Importance: Matched placebo interventions are complex and resource intensive. Recent evidence suggests matched placebos may not always be necessary. Previous studies have predominantly evaluated potential bias of nonmatched placebos (ie, differing on dose, frequency of administration, or formulation) in pain and mental health, but to date no systematic examination has been conducted in infectious disease.

Objective: To test for differences between nonmatched and matched placebo arms with respect to clinical outcome measures across multiple therapeutics for COVID-19.

Design, setting, and participants: In a comparative effectiveness research study, a post hoc analysis was conducted of data on individual patients enrolled in a large, multiarm, platform randomized clinical trial in symptomatic adult outpatients with COVID-19 between January 15, 2021, to September 28, 2023, in which the outcomes of both matched and nonmatched placebo groups were reported. Bayesian and frequentist covariate-adjusted techniques were compared with 7 intervention-placebo pairs.

Exposures: Seven matched and nonmatched placebo pairs (for a total of 7 comparisons) were evaluated throughout the primary platform trial. Comparisons were made between treatment and its associated matched (concurrent) placebo, as well as with nonmatched placebo (alone and in combination) assessed at a similar time point.

Main outcomes and measures: Outcomes assessed included hospitalizations, EuroQol 5-Dimension 5-level scores, and PROMIS Global-10 scores.

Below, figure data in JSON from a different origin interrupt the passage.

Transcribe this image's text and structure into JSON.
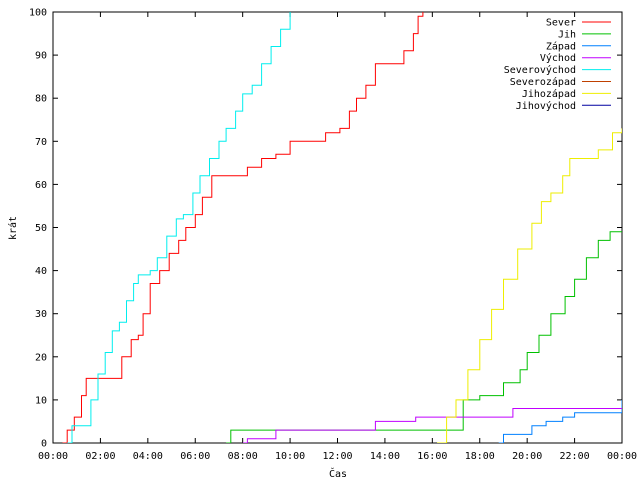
{
  "chart_data": {
    "type": "line",
    "xlabel": "Čas",
    "ylabel": "krát",
    "xlim": [
      0,
      24
    ],
    "ylim": [
      0,
      100
    ],
    "x_ticks": [
      {
        "value": 0,
        "label": "00:00"
      },
      {
        "value": 2,
        "label": "02:00"
      },
      {
        "value": 4,
        "label": "04:00"
      },
      {
        "value": 6,
        "label": "06:00"
      },
      {
        "value": 8,
        "label": "08:00"
      },
      {
        "value": 10,
        "label": "10:00"
      },
      {
        "value": 12,
        "label": "12:00"
      },
      {
        "value": 14,
        "label": "14:00"
      },
      {
        "value": 16,
        "label": "16:00"
      },
      {
        "value": 18,
        "label": "18:00"
      },
      {
        "value": 20,
        "label": "20:00"
      },
      {
        "value": 22,
        "label": "22:00"
      },
      {
        "value": 24,
        "label": "00:00"
      }
    ],
    "y_ticks": [
      0,
      10,
      20,
      30,
      40,
      50,
      60,
      70,
      80,
      90,
      100
    ],
    "grid": false,
    "legend_position": "top-right",
    "series": [
      {
        "name": "Sever",
        "color": "#ff0000",
        "points": [
          [
            0.4,
            0
          ],
          [
            0.6,
            3
          ],
          [
            0.9,
            6
          ],
          [
            1.2,
            11
          ],
          [
            1.4,
            15
          ],
          [
            2.5,
            15
          ],
          [
            2.9,
            20
          ],
          [
            3.3,
            24
          ],
          [
            3.6,
            25
          ],
          [
            3.8,
            30
          ],
          [
            4.1,
            37
          ],
          [
            4.5,
            40
          ],
          [
            4.9,
            44
          ],
          [
            5.3,
            47
          ],
          [
            5.6,
            50
          ],
          [
            6.0,
            53
          ],
          [
            6.3,
            57
          ],
          [
            6.7,
            62
          ],
          [
            7.6,
            62
          ],
          [
            8.2,
            64
          ],
          [
            8.8,
            66
          ],
          [
            9.4,
            67
          ],
          [
            9.9,
            67
          ],
          [
            10.0,
            70
          ],
          [
            11.2,
            70
          ],
          [
            11.5,
            72
          ],
          [
            12.1,
            73
          ],
          [
            12.5,
            77
          ],
          [
            12.8,
            80
          ],
          [
            13.2,
            83
          ],
          [
            13.6,
            88
          ],
          [
            14.3,
            88
          ],
          [
            14.8,
            91
          ],
          [
            15.2,
            95
          ],
          [
            15.4,
            99
          ],
          [
            15.6,
            100
          ]
        ]
      },
      {
        "name": "Jih",
        "color": "#00c000",
        "points": [
          [
            7.3,
            0
          ],
          [
            7.5,
            3
          ],
          [
            13.0,
            3
          ],
          [
            16.7,
            3
          ],
          [
            17.3,
            10
          ],
          [
            18.0,
            11
          ],
          [
            19.0,
            14
          ],
          [
            19.7,
            17
          ],
          [
            20.0,
            21
          ],
          [
            20.5,
            25
          ],
          [
            21.0,
            30
          ],
          [
            21.6,
            34
          ],
          [
            22.0,
            38
          ],
          [
            22.5,
            43
          ],
          [
            23.0,
            47
          ],
          [
            23.5,
            49
          ],
          [
            24.0,
            49
          ]
        ]
      },
      {
        "name": "Západ",
        "color": "#0080ff",
        "points": [
          [
            18.8,
            0
          ],
          [
            19.0,
            2
          ],
          [
            19.8,
            2
          ],
          [
            20.2,
            4
          ],
          [
            20.8,
            5
          ],
          [
            21.5,
            6
          ],
          [
            22.0,
            7
          ],
          [
            23.6,
            7
          ],
          [
            24.0,
            10
          ]
        ]
      },
      {
        "name": "Východ",
        "color": "#c000ff",
        "points": [
          [
            8.0,
            0
          ],
          [
            8.2,
            1
          ],
          [
            9.2,
            1
          ],
          [
            9.4,
            3
          ],
          [
            13.5,
            3
          ],
          [
            13.6,
            5
          ],
          [
            15.0,
            5
          ],
          [
            15.3,
            6
          ],
          [
            19.2,
            6
          ],
          [
            19.4,
            8
          ],
          [
            24.0,
            8
          ]
        ]
      },
      {
        "name": "Severovýchod",
        "color": "#00eeee",
        "points": [
          [
            0.6,
            0
          ],
          [
            0.8,
            4
          ],
          [
            1.4,
            4
          ],
          [
            1.6,
            10
          ],
          [
            1.9,
            16
          ],
          [
            2.2,
            21
          ],
          [
            2.5,
            26
          ],
          [
            2.8,
            28
          ],
          [
            3.1,
            33
          ],
          [
            3.4,
            37
          ],
          [
            3.6,
            39
          ],
          [
            4.1,
            40
          ],
          [
            4.4,
            43
          ],
          [
            4.8,
            48
          ],
          [
            5.2,
            52
          ],
          [
            5.5,
            53
          ],
          [
            5.9,
            58
          ],
          [
            6.2,
            62
          ],
          [
            6.6,
            66
          ],
          [
            7.0,
            70
          ],
          [
            7.3,
            73
          ],
          [
            7.7,
            77
          ],
          [
            8.0,
            81
          ],
          [
            8.4,
            83
          ],
          [
            8.8,
            88
          ],
          [
            9.2,
            92
          ],
          [
            9.6,
            96
          ],
          [
            10.0,
            100
          ]
        ]
      },
      {
        "name": "Severozápad",
        "color": "#c04000",
        "points": []
      },
      {
        "name": "Jihozápad",
        "color": "#eeee00",
        "points": [
          [
            16.2,
            0
          ],
          [
            16.6,
            6
          ],
          [
            17.0,
            10
          ],
          [
            17.5,
            17
          ],
          [
            18.0,
            24
          ],
          [
            18.5,
            31
          ],
          [
            19.0,
            38
          ],
          [
            19.6,
            45
          ],
          [
            20.2,
            51
          ],
          [
            20.6,
            56
          ],
          [
            21.0,
            58
          ],
          [
            21.5,
            62
          ],
          [
            21.8,
            66
          ],
          [
            22.6,
            66
          ],
          [
            23.0,
            68
          ],
          [
            23.6,
            72
          ],
          [
            24.0,
            73
          ]
        ]
      },
      {
        "name": "Jihovýchod",
        "color": "#0000a0",
        "points": []
      }
    ]
  }
}
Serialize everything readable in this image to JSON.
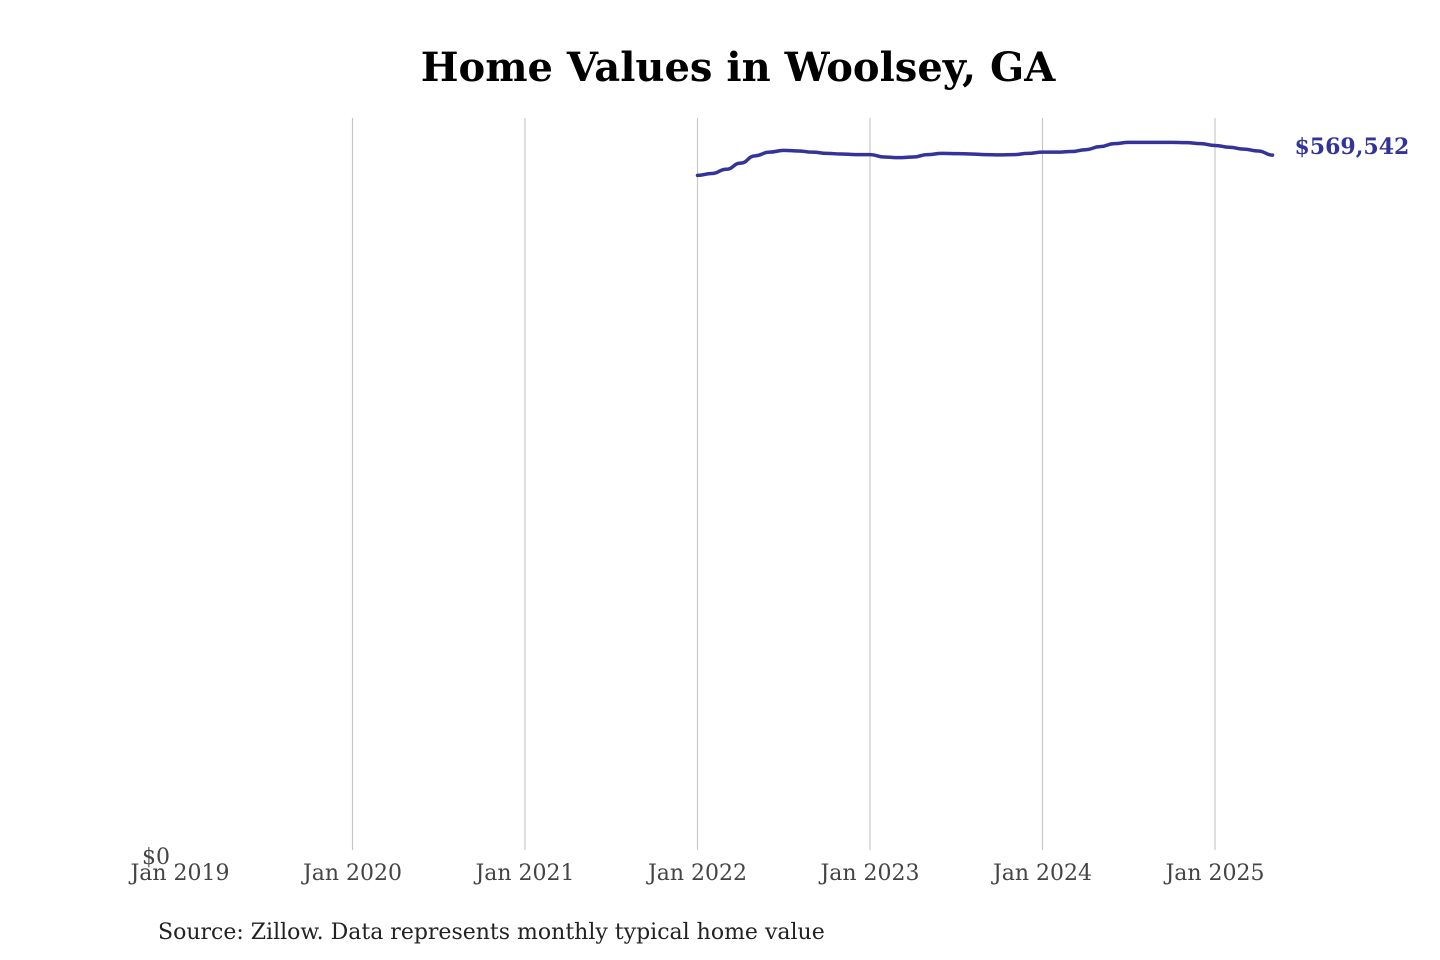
{
  "chart_data": {
    "type": "line",
    "title": "Home Values in Woolsey, GA",
    "xlabel": "",
    "ylabel": "",
    "x_ticks": [
      "Jan 2019",
      "Jan 2020",
      "Jan 2021",
      "Jan 2022",
      "Jan 2023",
      "Jan 2024",
      "Jan 2025"
    ],
    "y_ticks": [
      "$0"
    ],
    "ylim": [
      0,
      600000
    ],
    "grid": "vertical",
    "series": [
      {
        "color": "#333399",
        "x": [
          "2022-01",
          "2022-02",
          "2022-03",
          "2022-04",
          "2022-05",
          "2022-06",
          "2022-07",
          "2022-08",
          "2022-09",
          "2022-10",
          "2022-11",
          "2022-12",
          "2023-01",
          "2023-02",
          "2023-03",
          "2023-04",
          "2023-05",
          "2023-06",
          "2023-07",
          "2023-08",
          "2023-09",
          "2023-10",
          "2023-11",
          "2023-12",
          "2024-01",
          "2024-02",
          "2024-03",
          "2024-04",
          "2024-05",
          "2024-06",
          "2024-07",
          "2024-08",
          "2024-09",
          "2024-10",
          "2024-11",
          "2024-12",
          "2025-01",
          "2025-02",
          "2025-03",
          "2025-04",
          "2025-05"
        ],
        "values": [
          553000,
          554500,
          558000,
          563000,
          569000,
          572000,
          573500,
          573000,
          572000,
          571000,
          570500,
          570000,
          570000,
          568000,
          567500,
          568000,
          570000,
          571000,
          570800,
          570500,
          570000,
          569800,
          570000,
          571000,
          572000,
          572000,
          572500,
          574000,
          576500,
          579000,
          580000,
          580000,
          580000,
          580000,
          579800,
          579000,
          577500,
          576000,
          574500,
          573000,
          569542
        ]
      }
    ],
    "end_label": "$569,542"
  },
  "source": "Source: Zillow. Data represents monthly typical home value"
}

Results: A total of 7 intervention-control pairs (N = 2684) were assessed, including 1620 (60.4%) women, with mean (SD) age, 47 (15.2) years; the most common comorbidities were obesity (41.9%) and hypertension (37.9%). In a meta-analysis with decoupled SEs, accounting for overlapping placebo patients, the overall odds ratio (OR) of nonmatched compared with matched placebo was 1.01 (95% credible interval, 0.77-1.32), with posterior probability of equivalence, defined as 0.8 ≤ OR ≤ 1.2 (a deviation from perfect equivalence ie, OR = 1, by no more than 0.2) of 85.4%, implying no significant difference. Unadjusted analysis of the event rate difference between all nonmatched and matched placebo groups did not identify any notable differences across all 7 treatment-placebo combinations assessed. Similar analysis that was conducted for patient-reported quality of life outcomes did not yield statistically significant differences.

Conclusions and relevance: In this post hoc study of a randomized clinical platform trial, pooling matched and nonmatched placebo patient data did not lead to inconsistencies in treatment effect estimation for any of the investigational drugs. These findings may have significant implications for future platform trials, as the use of nonmatched placebo may improve statistical power, or reduce barriers to placebo implementation.

Figure 1.. Outcomes in Patients Receiving Placebo

Some placebo regimens match more than 1 treatment, such as the 10-day dosing that matches both metformin and fluvoxamine. Numbers do not include 3 patients shared between the fluvoxamine, ivermectin, and metformin placebo arms whose regimen was not recorded.

Figure 2.. Covariate-Adjusted Odds Ratio (OR) for Each Study

Figure 3.. Probability Density Function for the Posterior Distribution of the Pooled OR of the Nonmatched Placebo Relative to Matched Placebo for the Composite Outcome of Hospitalization and Extended Emergency Visit

The equivalence between the 2 groups was defined as 0.8≤OR≤1.2.